In the meantime, Bennett had the opportunity to put his money where his mouth is and try the lotion as a pre-op skin preparation. Prior to undergoing a knee-replacement operation, he asked the surgeons if he could administer the ointment to his leg. The hospital's ethical committee gave the green light. "I had no infection whatsoever," says Bennett, "and infections are a major problem with knee- replacement operations." Dr Tony Worthington, the clinical research scientist who conducted the clinical trial with Bennett's lotion, would like to perform further tests on renal dialysis patients, because of the high incidence of MRSA infection among this group of people.
 
Although there is anecdotal evidence to suggest that Bennett's lotion works for athlete's foot, eczema, and acne, no clinical trials have been conducted to prove the lotion's efficacy for these conditions, but a number of companies are offering to buy the patent and fund the trials. Bennett says that he can't discuss the sums they are talking about, "because it has gone over my head". The hospitals have told him that if the cream does what they believe it can do, then you can't put a figure on what it will be worth. "It could be the answer to a lot of problems," says Bennett. And then, with typical modesty, he adds: "It will save a lot of... well, I don't want to say lives." But "lives" is exactly right.
 
Multi-drug resistant bacteria, such as methicillin-resistant staphylococcus aureus (MRSA), are a growing problem in hospitals around the world. MRSA usually infects people with open wounds, or those who have recently had surgery, and it is commonly passed on through direct contact. Although hospitals do encourage their staff to wash their hands between patients, it doesn't appear to be enough. The rates of MRSA were 50 times higher in 2001 than they were in 1992.
 
The Liberal Democrats say that the Government's Clean Hospital Campaign is "a sham". A report issued by the Liberal Democrats earlier this month accused the Government of "utter and extreme complacency" in handling hospital infections. The report, Now Wash Your Hands 2, finds damning evidence of "superbug" cases reaching record levels, and a system ill-equipped to deal with the situation, despite continued warnings.
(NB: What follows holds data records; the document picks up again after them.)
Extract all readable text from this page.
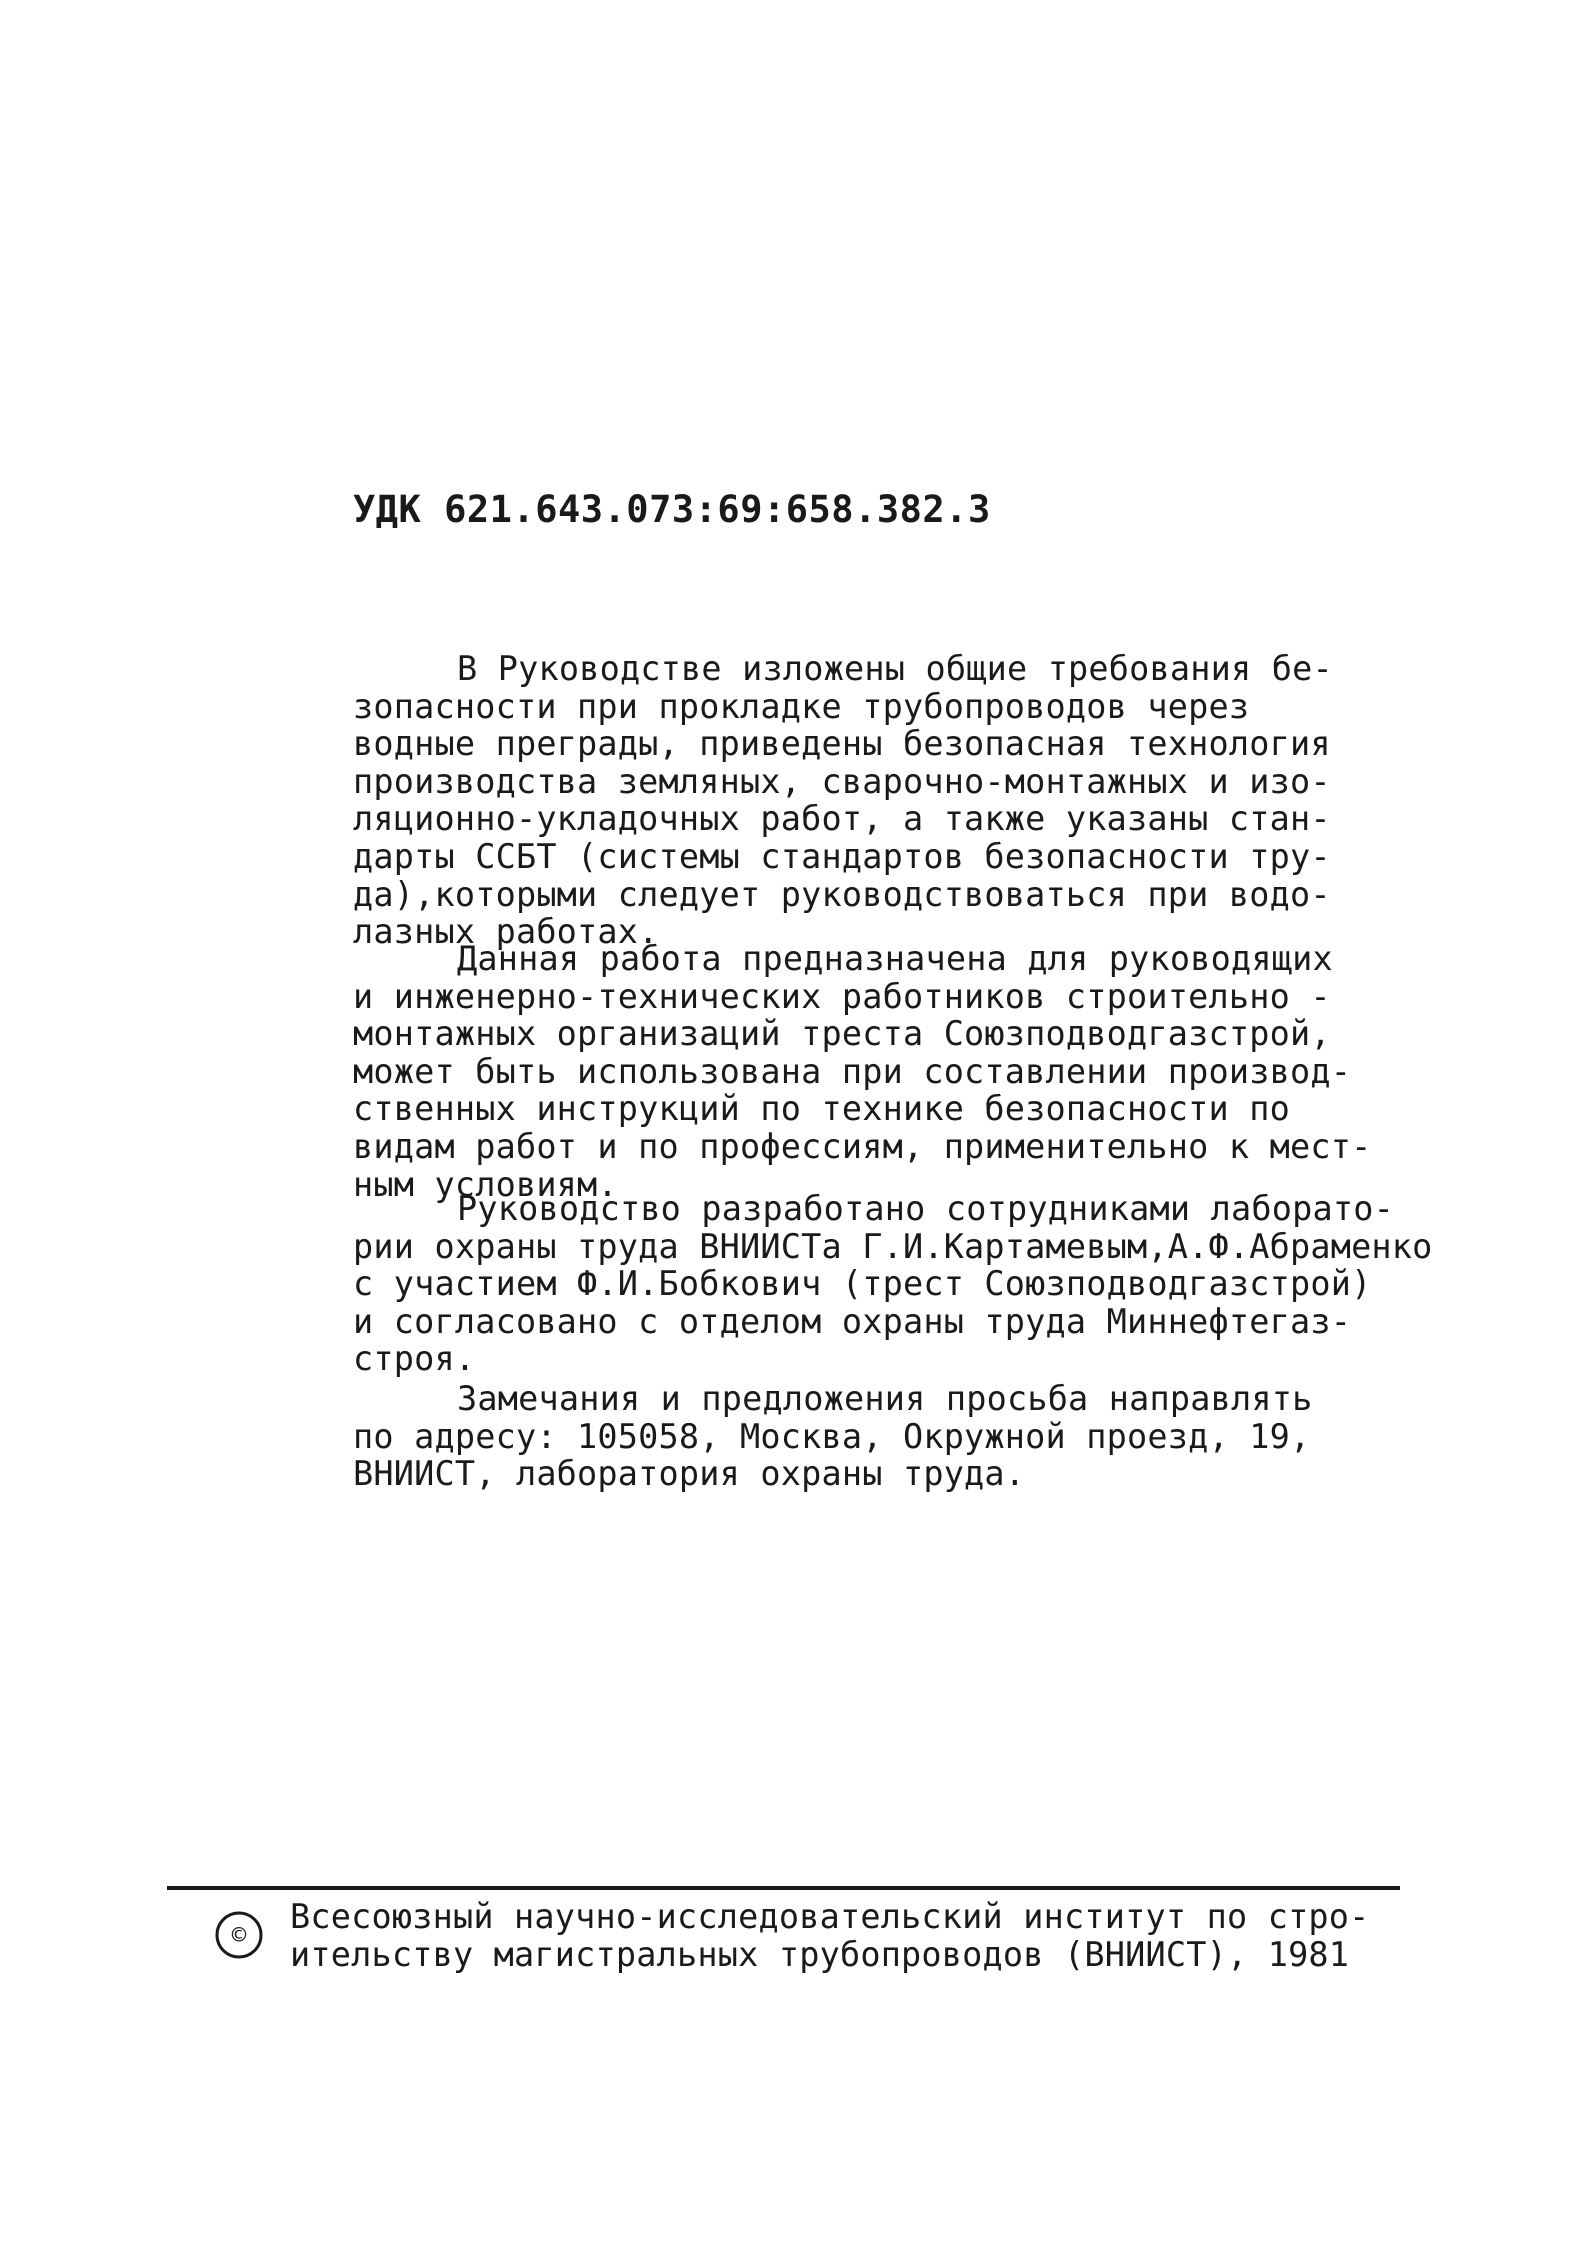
УДК 621.643.073:69:658.382.3
В Руководстве изложены общие требования бе-
зопасности при прокладке трубопроводов через
водные преграды, приведены безопасная технология
производства земляных, сварочно-монтажных и изо-
ляционно-укладочных работ, а также указаны стан-
дарты ССБТ (системы стандартов безопасности тру-
да),которыми следует руководствоваться при водо-
лазных работах.
Данная работа предназначена для руководящих
и инженерно-технических работников строительно -
монтажных организаций треста Союзподводгазстрой,
может быть использована при составлении производ-
ственных инструкций по технике безопасности по
видам работ и по профессиям, применительно к мест-
ным условиям.
Руководство разработано сотрудниками лаборато-
рии охраны труда ВНИИСТа Г.И.Картамевым,А.Ф.Абраменко
с участием Ф.И.Бобкович (трест Союзподводгазстрой)
и согласовано с отделом охраны труда Миннефтегаз-
строя.
Замечания и предложения просьба направлять
по адресу: 105058, Москва, Окружной проезд, 19,
ВНИИСТ, лаборатория охраны труда.
© Всесоюзный научно-исследовательский институт по стро-
ительству магистральных трубопроводов (ВНИИСТ), 1981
They say that there were just over 7,000 reported cases of MRSA last year, compared with under 1,000 in 1996. It is hardly surprising that more and more NHS doctors are choosing to have their operations done in private hospitals, where infection rates are much lower.
 
Since the hospital put out the press release about the clinical-trials results, Bennett has been inundated with calls and e-mails from people suffering from a variety of skin conditions. The calls come from as far afield as Japan and Colombia. Locally, people have tracked Bennett down through the electoral roll. Friends whom he hasn't seen for two years or more are suddenly turning up on his doorstep.
 
"I didn't expect all this attention," he says. "If this had come out of a laboratory, you probably wouldn't have heard anything about it other than 'a certain laboratory scientist has made a breakthrough', and that would have been it. But because I am an ex-truck driver, it has just gone crazy."